Ein kyū-taishin ist kein Ausschlusskriterium: sauber begutachtet (taishin shindan), verstärkt (taishin hokyō), zu einem abgeschlagenen Preis und in guter Lage kann daraus ein sehr gutes Geschäft werden. Der vollständige Kaufratgeber ordnet dieses Kriterium in die Due Diligence ein; echte Objekte finden Sie in unserer Objektauswahl. Wenn Sie all das begutachten, beziffern und absichern lassen möchten, lernen Sie unsere persönliche Kaufbegleitung kennen.
Häufige Fragen
Was ist die japanische Erdbebennorm von 1981 (Shin-Taishin)?
Es ist die Revision des kenchiku kijun-hō, die am 1. Juni 1981 in Kraft trat und die neue Erdbebennorm (新taishin kijun) eingeführt hat. Ein nach diesem Datum geplantes Gebäude muss ein schweres Erdbeben (shindo6kyō bis 7) überstehen, ohne einzustürzen, während der alte Standard (kyū-taishin) nur auf ein mittleres Beben (shindo5) abzielte.
Woran erkenne ich, ob eine Immobilie kyū-taishin oder shin-taishin ist?

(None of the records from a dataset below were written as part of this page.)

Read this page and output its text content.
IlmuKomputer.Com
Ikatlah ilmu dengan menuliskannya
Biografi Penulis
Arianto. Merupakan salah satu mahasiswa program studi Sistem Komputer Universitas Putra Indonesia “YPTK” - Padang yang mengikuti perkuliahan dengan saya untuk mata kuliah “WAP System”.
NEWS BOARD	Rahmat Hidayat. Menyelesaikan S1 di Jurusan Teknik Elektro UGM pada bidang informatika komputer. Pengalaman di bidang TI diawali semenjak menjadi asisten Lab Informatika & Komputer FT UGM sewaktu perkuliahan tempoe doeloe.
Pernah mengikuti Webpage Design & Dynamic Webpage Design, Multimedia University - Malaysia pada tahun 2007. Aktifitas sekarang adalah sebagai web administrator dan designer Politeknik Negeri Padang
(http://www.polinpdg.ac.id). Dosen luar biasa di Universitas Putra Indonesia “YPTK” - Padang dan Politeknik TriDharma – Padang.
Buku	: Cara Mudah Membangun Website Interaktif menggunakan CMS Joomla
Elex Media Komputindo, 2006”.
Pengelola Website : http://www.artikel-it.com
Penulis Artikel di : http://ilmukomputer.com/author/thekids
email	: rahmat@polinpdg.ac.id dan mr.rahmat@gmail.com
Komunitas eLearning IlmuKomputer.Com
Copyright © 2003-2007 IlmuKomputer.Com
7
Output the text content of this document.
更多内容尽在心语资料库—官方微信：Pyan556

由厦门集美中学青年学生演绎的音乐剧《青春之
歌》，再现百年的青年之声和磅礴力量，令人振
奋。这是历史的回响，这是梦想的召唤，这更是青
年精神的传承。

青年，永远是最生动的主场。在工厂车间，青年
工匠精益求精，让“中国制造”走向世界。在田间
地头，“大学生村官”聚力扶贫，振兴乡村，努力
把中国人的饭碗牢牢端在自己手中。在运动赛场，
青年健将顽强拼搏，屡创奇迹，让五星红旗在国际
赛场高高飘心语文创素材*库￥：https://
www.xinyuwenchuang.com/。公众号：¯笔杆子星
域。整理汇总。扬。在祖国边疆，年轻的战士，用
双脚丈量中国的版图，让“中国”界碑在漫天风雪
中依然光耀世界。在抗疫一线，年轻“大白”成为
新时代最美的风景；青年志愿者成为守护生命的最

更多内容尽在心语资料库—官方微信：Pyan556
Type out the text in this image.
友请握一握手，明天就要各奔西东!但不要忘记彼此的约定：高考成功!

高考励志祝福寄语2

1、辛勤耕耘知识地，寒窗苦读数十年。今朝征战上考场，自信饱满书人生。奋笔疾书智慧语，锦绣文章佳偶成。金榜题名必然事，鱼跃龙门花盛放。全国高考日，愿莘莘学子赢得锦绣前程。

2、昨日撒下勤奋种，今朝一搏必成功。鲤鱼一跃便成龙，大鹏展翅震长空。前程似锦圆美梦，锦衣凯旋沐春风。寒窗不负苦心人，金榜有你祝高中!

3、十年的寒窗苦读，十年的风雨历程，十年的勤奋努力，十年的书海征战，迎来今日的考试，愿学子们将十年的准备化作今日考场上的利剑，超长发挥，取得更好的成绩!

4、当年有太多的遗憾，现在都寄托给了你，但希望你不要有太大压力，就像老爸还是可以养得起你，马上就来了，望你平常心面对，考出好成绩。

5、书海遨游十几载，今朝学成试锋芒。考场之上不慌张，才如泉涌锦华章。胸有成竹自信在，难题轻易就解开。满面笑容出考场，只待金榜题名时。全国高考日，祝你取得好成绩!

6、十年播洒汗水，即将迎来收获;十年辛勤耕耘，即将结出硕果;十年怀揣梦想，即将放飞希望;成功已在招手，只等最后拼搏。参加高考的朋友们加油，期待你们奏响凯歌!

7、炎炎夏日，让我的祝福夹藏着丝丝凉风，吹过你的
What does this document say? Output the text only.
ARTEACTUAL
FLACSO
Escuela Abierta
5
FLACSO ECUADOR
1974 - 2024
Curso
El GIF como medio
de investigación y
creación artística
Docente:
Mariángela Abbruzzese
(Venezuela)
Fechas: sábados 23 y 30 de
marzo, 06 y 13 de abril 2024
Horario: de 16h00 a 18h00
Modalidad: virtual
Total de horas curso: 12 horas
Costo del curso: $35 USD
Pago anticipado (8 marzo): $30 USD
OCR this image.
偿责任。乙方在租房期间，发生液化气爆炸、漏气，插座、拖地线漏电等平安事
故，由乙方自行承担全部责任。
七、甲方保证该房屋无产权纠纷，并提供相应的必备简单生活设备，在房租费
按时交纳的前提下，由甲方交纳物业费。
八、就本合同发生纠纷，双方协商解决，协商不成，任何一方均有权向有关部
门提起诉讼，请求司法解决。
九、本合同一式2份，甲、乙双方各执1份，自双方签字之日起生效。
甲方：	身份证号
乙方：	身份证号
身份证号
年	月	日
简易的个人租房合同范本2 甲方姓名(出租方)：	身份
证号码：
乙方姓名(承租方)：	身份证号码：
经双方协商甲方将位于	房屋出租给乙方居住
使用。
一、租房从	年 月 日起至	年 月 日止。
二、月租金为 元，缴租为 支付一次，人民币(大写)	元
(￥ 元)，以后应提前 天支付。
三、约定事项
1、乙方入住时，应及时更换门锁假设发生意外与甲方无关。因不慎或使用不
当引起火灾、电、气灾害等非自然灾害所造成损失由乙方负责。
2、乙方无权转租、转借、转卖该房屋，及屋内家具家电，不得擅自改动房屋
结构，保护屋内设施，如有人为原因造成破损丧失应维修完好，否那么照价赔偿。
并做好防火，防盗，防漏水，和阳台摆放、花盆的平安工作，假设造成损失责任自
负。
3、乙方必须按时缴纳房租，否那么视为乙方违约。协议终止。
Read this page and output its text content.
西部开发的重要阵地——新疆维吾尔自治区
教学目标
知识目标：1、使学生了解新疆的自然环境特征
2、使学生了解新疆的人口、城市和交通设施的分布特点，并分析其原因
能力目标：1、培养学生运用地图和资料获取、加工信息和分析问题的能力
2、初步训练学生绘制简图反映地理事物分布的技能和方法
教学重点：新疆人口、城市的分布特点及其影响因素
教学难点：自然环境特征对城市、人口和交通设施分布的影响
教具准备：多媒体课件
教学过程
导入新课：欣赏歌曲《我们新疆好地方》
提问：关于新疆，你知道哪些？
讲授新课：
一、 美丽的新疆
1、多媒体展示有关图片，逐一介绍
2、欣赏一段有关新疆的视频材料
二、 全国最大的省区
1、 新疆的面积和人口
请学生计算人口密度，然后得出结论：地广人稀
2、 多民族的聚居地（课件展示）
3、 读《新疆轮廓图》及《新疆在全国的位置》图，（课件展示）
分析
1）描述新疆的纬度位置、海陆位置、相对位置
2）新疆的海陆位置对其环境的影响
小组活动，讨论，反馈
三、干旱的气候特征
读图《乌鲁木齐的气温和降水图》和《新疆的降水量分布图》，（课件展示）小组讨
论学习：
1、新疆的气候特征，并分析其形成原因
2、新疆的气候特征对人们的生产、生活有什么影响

Verlassen Sie sich nicht auf das Baujahr (chikunensū): Entscheidend ist das Datum der Baugenehmigung (kenchiku kakunin). Ein 1982 oder 1983 übergebenes Gebäude kann eine Genehmigung von vor dem 1. Juni 1981 haben und ist damit kyū-taishin. Fordern Sie die Urkunde kenchiku kakunin-zumishō an und lassen Sie das Datum in der jūyō jikō setsumei (jūyō jikō setsumei) festhalten.
Sollte man vom Kauf einer kyū-taishin-Immobilie absehen?
Nicht unbedingt. Ein kyū-taishin kann begutachtet (taishin shindan) und verstärkt (taishin hokyō) werden; es ist günstiger, was Budget für die Ertüchtigung lässt. Bei guter Lage ist es sogar eine Chance. Lassen Sie die Verstärkung immer vor dem Kauf beziffern und prüfen Sie die kommunalen Zuschüsse.
Was ist der Unterschied zwischen der Norm von 1981 und der von 2000?
1981 (shin-taishin) gilt für alle Gebäude. Im Jahr 2000 (2000年kijun) hat eine zweite Revision nach dem Erdbeben von Kobe gezielt die Holzhäuser (mokuzō) verstärkt: Verankerungen, Verteilung der tragenden Wände, Baugrunduntersuchung. Für ein freistehendes Holzhaus ist eine Genehmigung nach 2000 ein echtes Plus.
Beeinflusst die Norm von 1981 Erdbebenversicherung und Finanzierung?
Ja. Eine shin-taishin-Immobilie oder ein verstärktes Gebäude erhält niedrigere Prämien der Erdbebenversicherung (jishin hoken). Bei der Finanzierung ist ein kyū-taishin oft schwerer zu finanzieren (kürzere Laufzeit, Abschlag), wobei eine japanische Hypothek ohnehin nur Personen offensteht, die in Japan wohnen und dort angestellt sind; alle anderen kaufen bar.